Isso geralmente acontece por meio de cursos e encontros de formação em âmbito regional e diocesano feitos para os coordenadores. Preparação repassada para a equipe de catequistas.

Esses ensinamentos são repassados em grupos menores, o que evita a evasão, comum quando as reuniões mensais aconteciam com o grupo todo. Tais encontros acontecem imediatamente após o horário da catequese, o que para Dulce fortalece os laços de colaboração entre as catequistas.

Em 2016, havia 72 catequistas na Matriz São Pedro Apóstolo. Seu grupo costuma chegar mais cedo para trocar figurinhas, tomar chimarrão, confraternizar e trocar experiências, informações e materiais que enriquecem a experiência.

Transformação
Dulce ministra a catequese para o terceiro módulo, etapa de preparação para a primeira eucaristia. As crianças, que começam os estudos no ano em que completam oito anos de idade, estão com 10 ou 11 anos nesta etapa, a adolescência, portanto, está chegando.

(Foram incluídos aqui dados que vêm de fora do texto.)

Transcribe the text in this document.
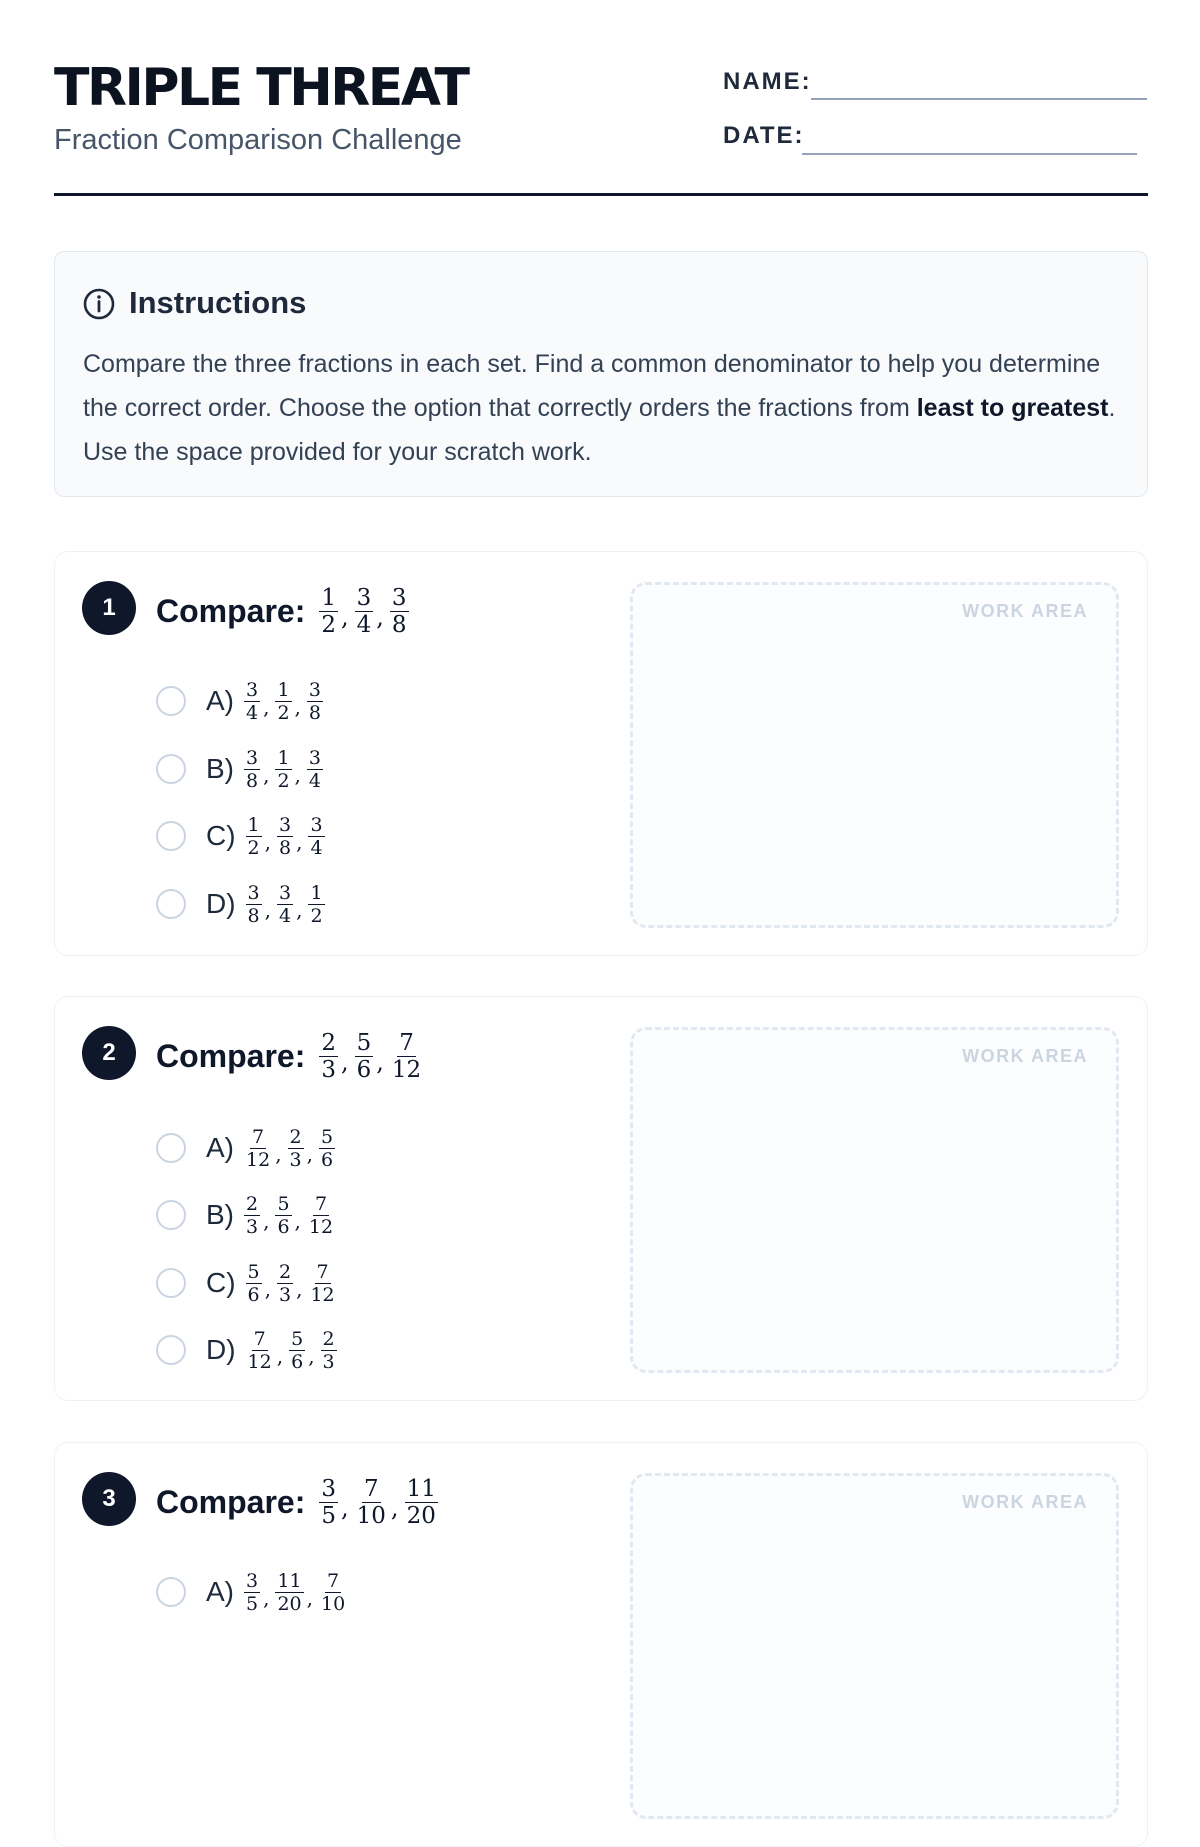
TRIPLE THREAT
Fraction Comparison Challenge
NAME:
DATE:
Instructions
Compare the three fractions in each set. Find a common denominator to help you determine the correct order. Choose the option that correctly orders the fractions from least to greatest. Use the space provided for your scratch work.
1	Compare: $\frac{1}{2}$ , $\frac{3}{4}$ , $\frac{3}{8}$
$A) \frac{3}{4}$ , $\frac{1}{2}$ , $\frac{3}{8}$
$B) \frac{3}{8}$ , $\frac{1}{2}$ , $\frac{3}{4}$
$C) \frac{1}{2}$ , $\frac{3}{8}$ , $\frac{3}{4}$
$D) \frac{3}{8}$ , $\frac{3}{4}$ , $\frac{1}{2}$
WORK AREA
2	Compare: $\frac{2}{3}$ , $\frac{5}{6}$ , $\frac{7}{12}$
$A) \frac{7}{12}$ , $\frac{2}{3}$ , $\frac{5}{6}$
$B) \frac{2}{3}$ , $\frac{5}{6}$ , $\frac{7}{12}$
$C) \frac{5}{6}$ , $\frac{2}{3}$ , $\frac{7}{12}$
$D) \frac{7}{12}$ , $\frac{5}{6}$ , $\frac{2}{3}$
WORK AREA
3	Compare: $\frac{3}{5}$ , $\frac{7}{10}$ , $\frac{11}{20}$
$A) \frac{3}{5}$ , $\frac{11}{20}$ , $\frac{7}{10}$
WORK AREA
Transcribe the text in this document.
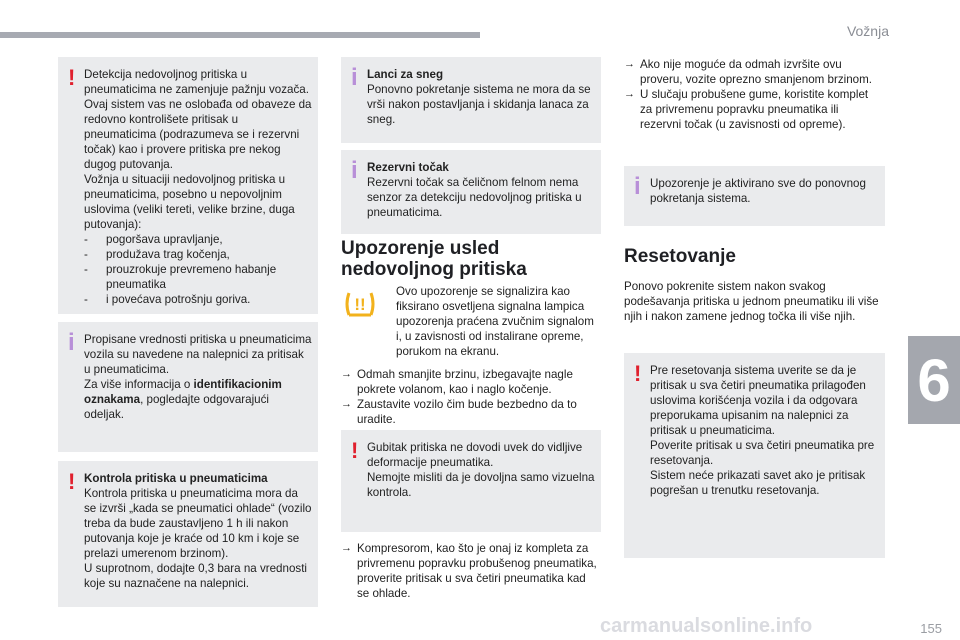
Vožnja
6
! Detekcija nedovoljnog pritiska u pneumaticima ne zamenjuje pažnju vozača.

Ovaj sistem vas ne oslobađa od obaveze da redovno kontrolišete pritisak u pneumaticima (podrazumeva se i rezervni točak) kao i provere pritiska pre nekog dugog putovanja.

Vožnja u situaciji nedovoljnog pritiska u pneumaticima, posebno u nepovoljnim uslovima (veliki tereti, velike brzine, duga putovanja):

- pogoršava upravljanje,
- produžava trag kočenja,
- prouzrokuje prevremeno habanje pneumatika
- i povećava potrošnju goriva.
i Propisane vrednosti pritiska u pneumaticima vozila su navedene na nalepnici za pritisak u pneumaticima.

Za više informacija o identifikacionim oznakama, pogledajte odgovarajući odeljak.

! Kontrola pritiska u pneumaticima

Kontrola pritiska u pneumaticima mora da se izvrši „kada se pneumatici ohlade“ (vozilo treba da bude zaustavljeno 1 h ili nakon putovanja koje je kraće od 10 km i koje se prelazi umerenom brzinom).

U suprotnom, dodajte 0,3 bara na vrednosti koje su naznačene na nalepnici.

i Lanci za sneg

Ponovno pokretanje sistema ne mora da se vrši nakon postavljanja i skidanja lanaca za sneg.

i Rezervni točak

Rezervni točak sa čeličnom felnom nema senzor za detekciju nedovoljnog pritiska u pneumaticima.

Upozorenje usled nedovoljnog pritiska
!!

Ovo upozorenje se signalizira kao fiksirano osvetljena signalna lampica upozorenja praćena zvučnim signalom i, u zavisnosti od instalirane opreme, porukom na ekranu.

→ Odmah smanjite brzinu, izbegavajte nagle pokrete volanom, kao i naglo kočenje.
→ Zaustavite vozilo čim bude bezbedno da to uradite.
! Gubitak pritiska ne dovodi uvek do vidljive deformacije pneumatika.

Nemojte misliti da je dovoljna samo vizuelna kontrola.

→ Kompresorom, kao što je onaj iz kompleta za privremenu popravku probušenog pneumatika, proverite pritisak u sva četiri pneumatika kad se ohlade.
→ Ako nije moguće da odmah izvršite ovu proveru, vozite oprezno smanjenom brzinom.
→ U slučaju probušene gume, koristite komplet za privremenu popravku pneumatika ili rezervni točak (u zavisnosti od opreme).
i Upozorenje je aktivirano sve do ponovnog pokretanja sistema.

Resetovanje

Ponovo pokrenite sistem nakon svakog podešavanja pritiska u jednom pneumatiku ili više njih i nakon zamene jednog točka ili više njih.

! Pre resetovanja sistema uverite se da je pritisak u sva četiri pneumatika prilagođen uslovima korišćenja vozila i da odgovara preporukama upisanim na nalepnici za pritisak u pneumaticima.

Poverite pritisak u sva četiri pneumatika pre resetovanja.

Sistem neće prikazati savet ako je pritisak pogrešan u trenutku resetovanja.

carmanualsonline.info	155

É um período de transformações para os alunos, que estão aos cuidados de alguém que viu muita coisa mudar, e que acredita que o catolicismo precisa perceber a evolução da sociedade. A igreja deve se modernizar de acordo com a modernização do mundo, diz ela.

A catequista, em sua sala. “Como batizada eu tenho uma função”

Dulce não defende o liberalismo ou novos ritos, mas julga que a igreja católica precisa ser mais alegre, mais atrativa e mais aberta. Ela cita como exemplo os divorciados, que já foram mal vistos pela cristandade, e mais recentemente os homossexuais, que entraram na pauta de acolhimento, sobretudo a partir do papado de Jorge Mario Bergoglio, o Papa Francisco.

Acho que (Francisco) é um papa para frente, moderno, corajoso, sobretudo ao discordar de ideias mais radicais.  Ele se propõe a fazer a mudança, necessária para manter os fiéis, avalia a catequista.

Para ela, antigamente o compromisso com a religião parecia ser muito maior. Dulce diz perceber que para muitos, completar o rito de formação da catequese e a presença no templo, por exemplo, é visto mais como um compromisso social do que uma experiência individual. Ela justifica analisando o quórum da missa das crianças, onde cerca de 20% é formado pelo seu público alvo, e a maioria por idosos.

A catequista defende um maior comprometimento, e faz a sua parte, despertando o que ela acredita ser a principal mensagem do catecismo: Jesus, sua vivência e seus ensinamentos. A catequese é como o plantio de uma semente, que pode demorar, mas algum dia brota. A esperança é essa. Não desistir, não desanimar, mas continuar pregando. Amém, dona Dulce.